Stet by Diana Athill was first published in 2000. She decided to write this book when she realised that when she died all of her memories would be erased. I’m glad she decided to share them although she has gone on to live another 18 years since this one was published and has written more books.
This one is about how she became an editor and helped to found the publishing house Andre Deutsch. How they went about building up the business and the problems involved. It has to be said that for her the main problem seems to have been Andre Deutsch himself, and she does say that people have asked her over the years why she put up with being so badly treated by him. I suppose it was completely different times for women and she seems to have just felt very lucky to have a job that she enjoyed. However she was paid appallingly badly, considering that she was often hailed as the best editor in London. I suspect that she had a distaste of talking about money and pay rises.
She mentions that in the 1970s she was only being paid around £10,000 a year and she never got more than £15,000. I happened to be living and working close to London in the 1970s and I was earning over £10,000 as a very lowly ‘librarian’ in the NHS.
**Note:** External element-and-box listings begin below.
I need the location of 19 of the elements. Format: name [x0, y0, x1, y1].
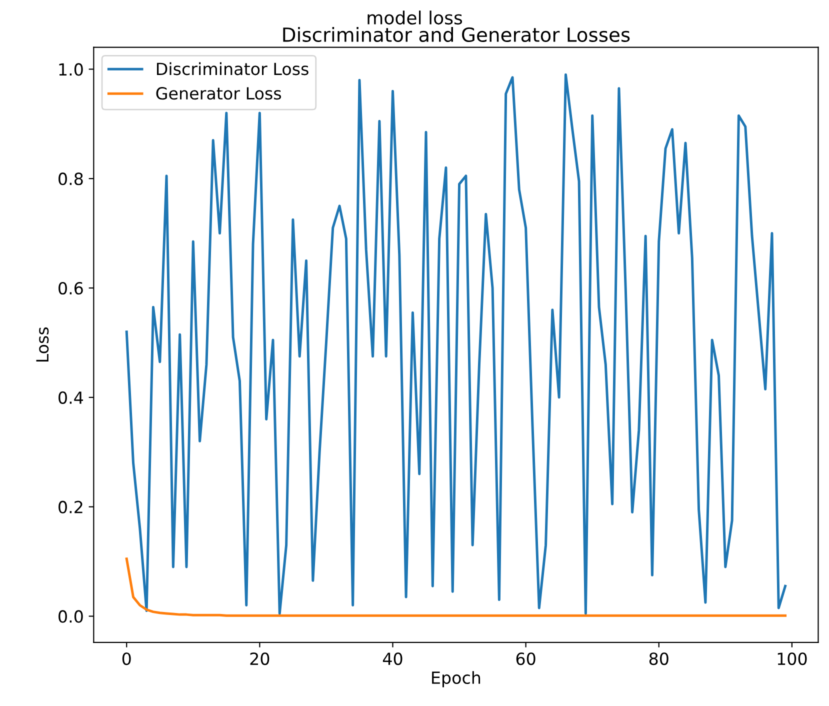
x-tick-label: 0 [122, 652, 131, 666]
y-tick-label: 0.4 [58, 391, 84, 404]
y-tick-label: 0.8 [58, 172, 83, 186]
y-tick-label: 0.2 [58, 500, 82, 514]
x-tick-label: 80 [649, 652, 668, 666]
x-axis-title: Epoch [432, 671, 480, 688]
legend-label: Generator Loss [156, 87, 282, 100]
x-tick-label: 20 [250, 652, 270, 666]
y-axis-title: Loss [36, 327, 49, 362]
x-tick-label: 40 [382, 652, 402, 666]
y-tick-label: 1.0 [59, 63, 83, 76]
x-tick-label: 60 [516, 652, 536, 666]
line-series [125, 558, 787, 617]
chart-subtitle: Discriminator and Generator Losses [283, 26, 630, 42]
chart-title: model loss [368, 10, 462, 25]
y-tick-label: 0.6 [58, 282, 83, 295]
x-tick-label: 100 [778, 652, 807, 666]
y-tick-label: 0.0 [58, 610, 83, 623]
legend-label: Discriminator Loss [156, 62, 308, 76]
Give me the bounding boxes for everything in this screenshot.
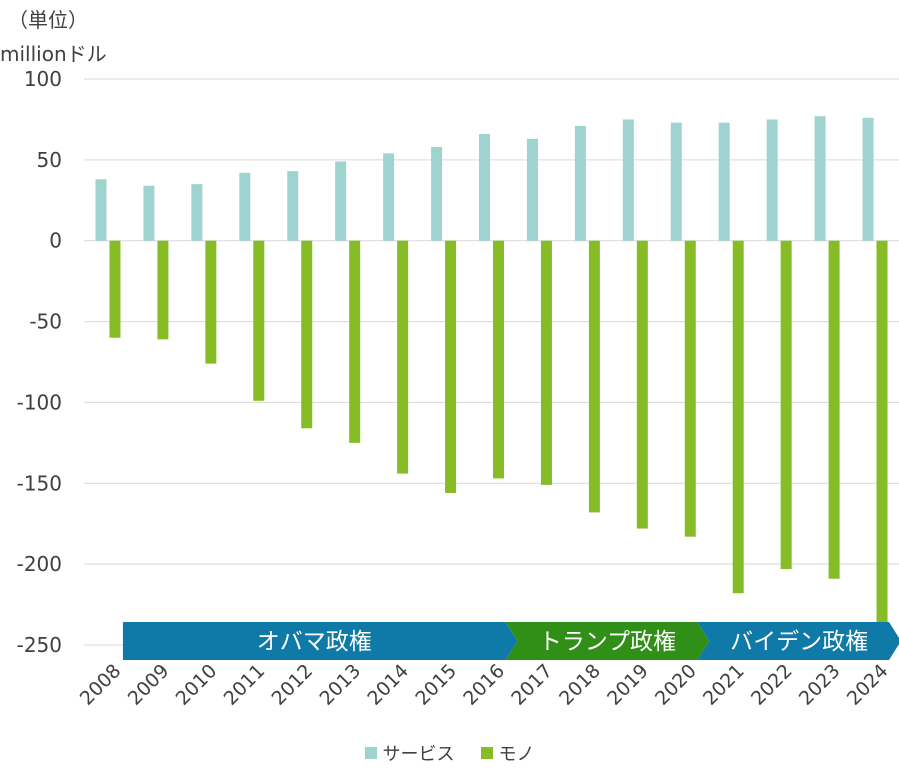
- bar-services-2009: [143, 185, 155, 241]
- unit-label-line1: （単位）: [8, 8, 88, 32]
- bar-goods-2010: [205, 240, 217, 364]
- bar-goods-2024: [876, 240, 888, 623]
- y-tick-label: -250: [17, 633, 62, 657]
- x-tick-label: 2015: [411, 660, 461, 710]
- legend-label-services: サービス: [382, 744, 455, 765]
- y-tick-label: 100: [24, 67, 62, 91]
- legend-item-goods: モノ: [480, 740, 535, 766]
- x-tick-label: 2016: [459, 660, 509, 710]
- bar-goods-2016: [493, 240, 504, 479]
- legend: サービス モノ: [0, 740, 899, 766]
- trade-balance-chart: 100 50 0 -50 -100 -150 -200 -250 オバマ政権 トランプ政権 バイデ…: [17, 67, 899, 710]
- bar-goods-2008: [109, 240, 121, 338]
- band-trump: [505, 622, 710, 660]
- bar-goods-2023: [828, 240, 840, 579]
- x-tick-label: 2012: [268, 660, 318, 710]
- x-tick-label: 2009: [124, 660, 174, 710]
- y-tick-label: -150: [17, 471, 62, 495]
- y-tick-label: 0: [49, 229, 62, 253]
- bar-goods-2021: [732, 240, 744, 594]
- band-obama-label: オバマ政権: [257, 629, 372, 655]
- x-tick-label: 2019: [603, 660, 653, 710]
- bar-goods-2009: [157, 240, 169, 340]
- bar-services-2023: [814, 116, 826, 241]
- unit-label-line2: millionドル: [0, 42, 107, 66]
- bar-services-2020: [670, 122, 682, 241]
- bar-services-2022: [766, 119, 778, 241]
- legend-label-goods: モノ: [498, 744, 535, 765]
- bar-services-2019: [622, 119, 634, 241]
- bar-services-2011: [239, 172, 251, 241]
- bar-services-2012: [287, 171, 299, 241]
- legend-swatch-goods: [480, 747, 493, 759]
- bar-goods-2011: [253, 240, 265, 401]
- bar-goods-2019: [636, 240, 648, 529]
- bar-goods-2020: [684, 240, 696, 537]
- x-tick-label: 2018: [555, 660, 605, 710]
- x-tick-label: 2013: [315, 660, 365, 710]
- bar-services-2013: [335, 161, 347, 241]
- y-tick-label: 50: [37, 148, 62, 172]
- x-tick-label: 2008: [76, 660, 126, 710]
- bar-services-2016: [479, 133, 490, 241]
- bar-services-2017: [526, 138, 538, 241]
- x-tick-label: 2022: [747, 660, 797, 710]
- x-tick-label: 2010: [172, 660, 222, 710]
- band-obama: [122, 622, 518, 660]
- bar-services-2024: [862, 117, 874, 241]
- bar-services-2021: [718, 122, 730, 241]
- bar-services-2008: [95, 179, 107, 241]
- bar-goods-2022: [780, 240, 792, 569]
- bar-goods-2015: [445, 240, 457, 493]
- bar-services-2015: [431, 146, 443, 241]
- y-tick-label: -200: [17, 552, 62, 576]
- x-tick-label: 2014: [363, 660, 413, 710]
- x-tick-label: 2024: [843, 660, 893, 710]
- bar-goods-2017: [540, 240, 552, 485]
- x-tick-label: 2011: [220, 660, 270, 710]
- band-trump-label: トランプ政権: [539, 629, 676, 655]
- band-biden-label: バイデン政権: [730, 629, 868, 655]
- bar-goods-2018: [588, 240, 600, 513]
- bar-goods-2013: [349, 240, 361, 443]
- x-tick-label: 2020: [651, 660, 701, 710]
- bar-goods-2014: [397, 240, 409, 474]
- bar-services-2014: [383, 153, 395, 241]
- bar-goods-2012: [301, 240, 313, 429]
- x-tick-label: 2023: [795, 660, 845, 710]
- y-tick-label: -100: [17, 390, 62, 414]
- legend-swatch-services: [364, 747, 377, 759]
- x-tick-label: 2021: [699, 660, 749, 710]
- x-tick-label: 2017: [507, 660, 557, 710]
- bar-services-2010: [191, 184, 203, 241]
- bar-services-2018: [574, 125, 586, 241]
- y-tick-label: -50: [29, 310, 62, 334]
- legend-item-services: サービス: [364, 740, 455, 766]
- band-biden: [697, 622, 899, 660]
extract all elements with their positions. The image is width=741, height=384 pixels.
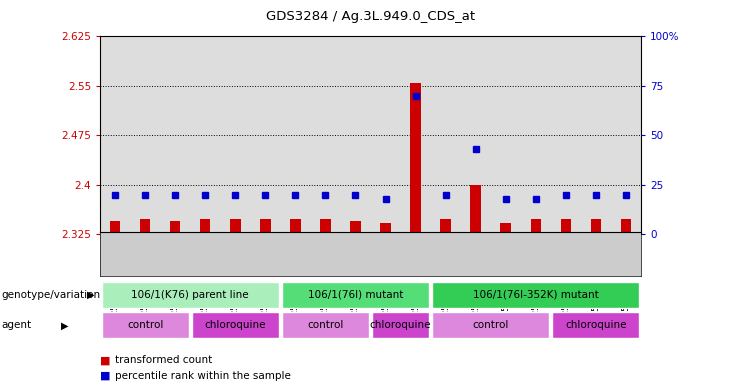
Text: chloroquine: chloroquine bbox=[370, 320, 431, 331]
Bar bbox=[102, 282, 279, 308]
Bar bbox=[110, 221, 120, 234]
Text: chloroquine: chloroquine bbox=[205, 320, 266, 331]
Text: control: control bbox=[308, 320, 344, 331]
Text: ■: ■ bbox=[100, 355, 110, 365]
Bar bbox=[260, 219, 270, 234]
Text: percentile rank within the sample: percentile rank within the sample bbox=[115, 371, 290, 381]
Text: genotype/variation: genotype/variation bbox=[1, 290, 101, 300]
Text: ▶: ▶ bbox=[61, 320, 68, 331]
Bar bbox=[552, 313, 639, 338]
Bar bbox=[561, 219, 571, 234]
Text: chloroquine: chloroquine bbox=[565, 320, 627, 331]
Bar bbox=[230, 219, 241, 234]
Text: ■: ■ bbox=[100, 371, 110, 381]
Text: control: control bbox=[473, 320, 509, 331]
Bar bbox=[282, 313, 369, 338]
Bar bbox=[372, 313, 429, 338]
Text: 106/1(K76) parent line: 106/1(K76) parent line bbox=[131, 290, 249, 300]
Bar bbox=[200, 219, 210, 234]
Text: ▶: ▶ bbox=[87, 290, 95, 300]
Bar bbox=[531, 219, 541, 234]
Bar bbox=[320, 219, 330, 234]
Bar bbox=[170, 221, 180, 234]
Text: agent: agent bbox=[1, 320, 32, 331]
Bar bbox=[500, 223, 511, 234]
Text: control: control bbox=[127, 320, 163, 331]
Bar bbox=[432, 282, 639, 308]
Bar bbox=[411, 83, 421, 234]
Bar bbox=[282, 282, 429, 308]
Text: 106/1(76I) mutant: 106/1(76I) mutant bbox=[308, 290, 403, 300]
Bar bbox=[380, 223, 391, 234]
Bar bbox=[471, 185, 481, 234]
Bar bbox=[102, 313, 189, 338]
Bar bbox=[140, 219, 150, 234]
Bar bbox=[192, 313, 279, 338]
Bar bbox=[591, 219, 601, 234]
Bar bbox=[440, 219, 451, 234]
Text: GDS3284 / Ag.3L.949.0_CDS_at: GDS3284 / Ag.3L.949.0_CDS_at bbox=[266, 10, 475, 23]
Bar bbox=[350, 221, 361, 234]
Bar bbox=[621, 219, 631, 234]
Bar bbox=[290, 219, 301, 234]
Text: 106/1(76I-352K) mutant: 106/1(76I-352K) mutant bbox=[473, 290, 599, 300]
Text: transformed count: transformed count bbox=[115, 355, 212, 365]
Bar bbox=[432, 313, 549, 338]
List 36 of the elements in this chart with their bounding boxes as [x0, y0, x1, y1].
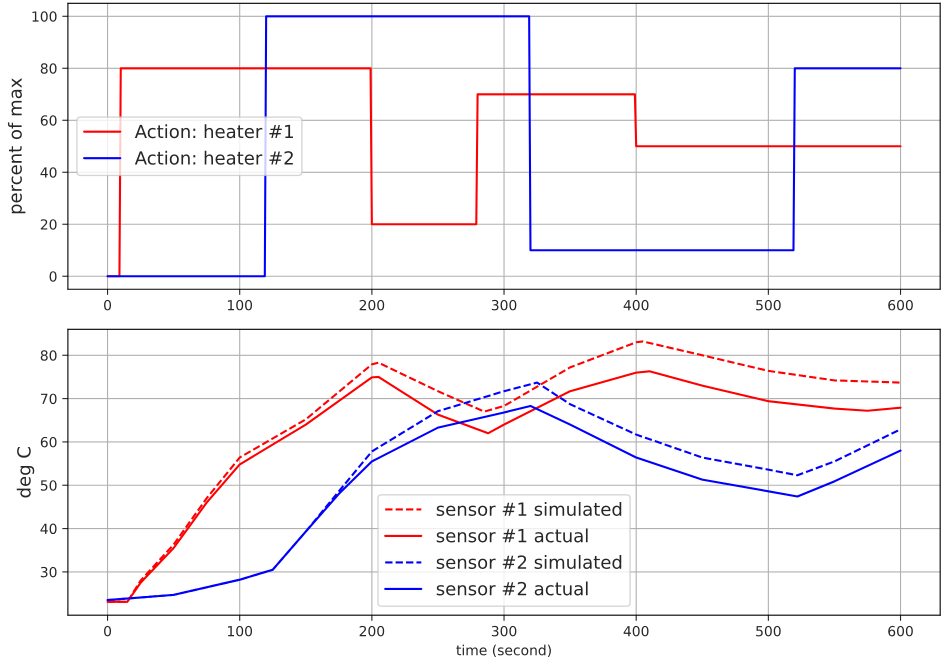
y-tick-label: 70: [40, 394, 57, 404]
x-tick-label: 200: [360, 300, 384, 310]
y-tick-label: 60: [40, 115, 57, 126]
y-tick-label: 40: [40, 167, 57, 178]
legend-label: sensor #1 simulated: [436, 502, 622, 516]
line-series: [106, 15, 902, 278]
x-tick-label: 200: [360, 626, 384, 636]
x-tick-label: 300: [492, 626, 516, 636]
x-tick-label: 0: [104, 626, 112, 636]
y-tick-label: 30: [40, 566, 57, 578]
x-axis-title: time (second): [456, 644, 551, 658]
y-tick-label: 40: [40, 524, 57, 534]
y-tick-label: 80: [40, 350, 57, 361]
x-tick-label: 500: [756, 626, 781, 636]
y-tick-label: 50: [40, 480, 57, 491]
x-tick-label: 100: [228, 626, 252, 636]
x-tick-label: 400: [624, 300, 649, 310]
x-tick-label: 600: [888, 626, 913, 636]
y-axis-title: percent of max: [8, 78, 26, 214]
y-tick-label: 80: [40, 63, 57, 74]
y-tick-label: 60: [40, 436, 57, 448]
legend-label: sensor #2 actual: [436, 582, 588, 596]
x-tick-label: 400: [624, 626, 649, 636]
y-tick-label: 0: [50, 271, 57, 282]
y-axis-title: deg C: [16, 447, 34, 498]
x-tick-label: 0: [104, 300, 112, 310]
legend-label: sensor #2 simulated: [436, 555, 622, 569]
y-tick-label: 20: [40, 219, 57, 230]
legend-label: sensor #1 actual: [436, 528, 588, 542]
x-tick-label: 100: [228, 300, 252, 310]
x-tick-label: 500: [756, 300, 781, 310]
x-tick-label: 600: [888, 300, 913, 310]
y-tick-label: 100: [32, 11, 57, 22]
x-tick-label: 300: [492, 300, 516, 310]
legend-label: Action: heater #1: [134, 124, 293, 138]
legend-label: Action: heater #2: [134, 150, 293, 165]
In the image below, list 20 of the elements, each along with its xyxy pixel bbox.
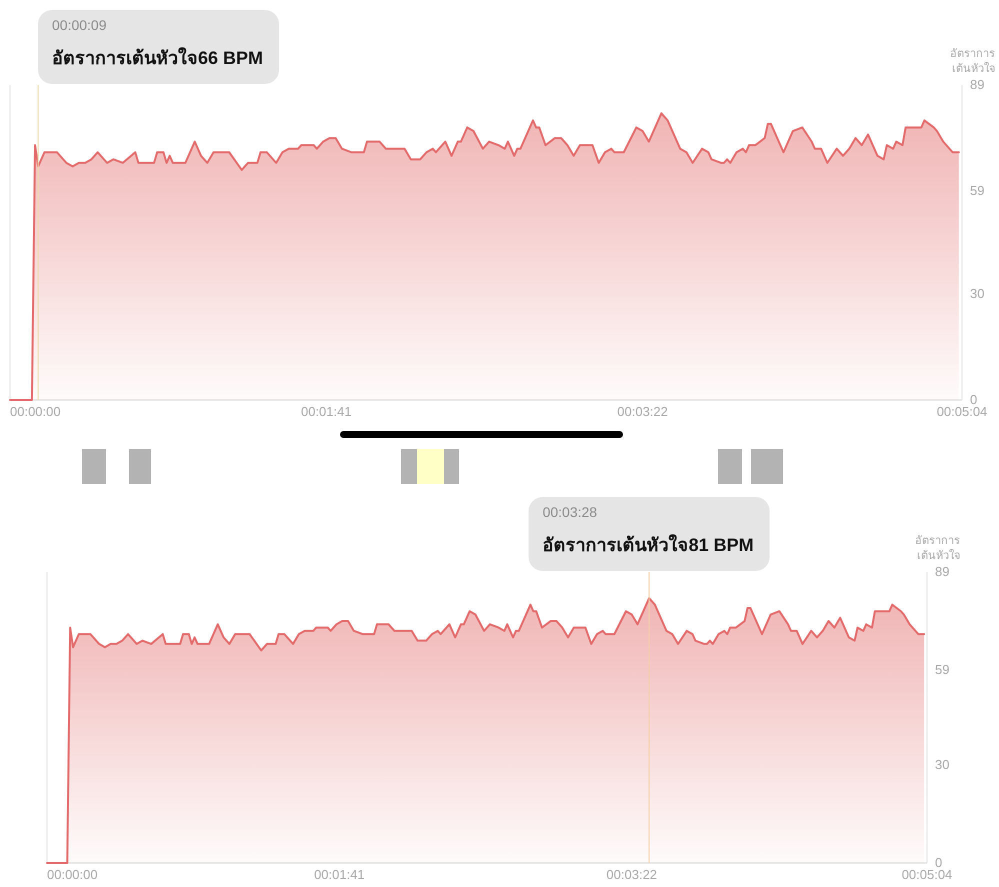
y-tick-label: 89 (970, 77, 984, 92)
x-tick-label: 00:05:04 (936, 404, 988, 419)
x-tick-label: 00:05:04 (902, 867, 952, 882)
y-tick-label: 0 (935, 855, 942, 870)
y-tick-label: 89 (935, 564, 950, 579)
x-tick-label: 00:00:00 (47, 867, 98, 882)
y-tick-label: 30 (970, 286, 984, 301)
x-tick-label: 00:03:22 (606, 867, 658, 882)
y-tick-label: 0 (970, 392, 978, 407)
x-tick-label: 00:01:41 (314, 867, 365, 882)
y-tick-label: 30 (935, 756, 950, 772)
tooltip: 00:03:28 อัตราการเต้นหัวใจ81 BPM (528, 497, 770, 571)
x-tick-label: 00:01:41 (300, 404, 352, 419)
x-tick-label: 00:03:22 (617, 404, 668, 419)
y-axis-title: อัตราการ เต้นหัวใจ (950, 48, 995, 75)
y-axis-title: อัตราการ เต้นหัวใจ (915, 535, 960, 562)
y-tick-label: 59 (935, 662, 950, 678)
x-tick-label: 00:00:00 (10, 404, 61, 419)
tooltip: 00:00:09 อัตราการเต้นหัวใจ66 BPM (38, 10, 280, 84)
y-tick-label: 59 (970, 183, 984, 198)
In part two of this book Athill has written individual chapters on some of her favourite Andre Deutsch writers. Mordecai Richler, Brain Moore, Jean Rhys, Alfred Chester, V.S. Naipaul and Molly Keene. She seems to have got very involved with them and their private lives. I’m not sure how normal this is for an editor. I suspect it’s only necessary when writers are quite chaotic, as they often are.
I’ve come to realise that I’m usually better off not knowing a lot about authors I like as they’re often a disappointment to me in their personal lives. Gosh that makes me sound so judgemental and po-faced – but Jean Rhys in particular was a nightmare! It is a strange thing that quite a lot of female authors seem to have abandoned their children to almost strangers. Muriel Spark did that too and I know that Enid Blyton was interested in all children except her own, allegedly.
Anyway Stet is an interesting read although again Athill mentions Angela Thirkell as a writer that she really disliked. She says in this one that Thirkell is just embarrassing. I suspect that possibly this is because Athill’s sense of humour is very different from Thirkell’s. Or maybe she knew her and disliked her as a terrific snob, which she undoubtedly was, and also no great shakes as a mother either I think.
Anyway, I’ve wandered as is often my wont. Stet is an interesting and enjoyable read.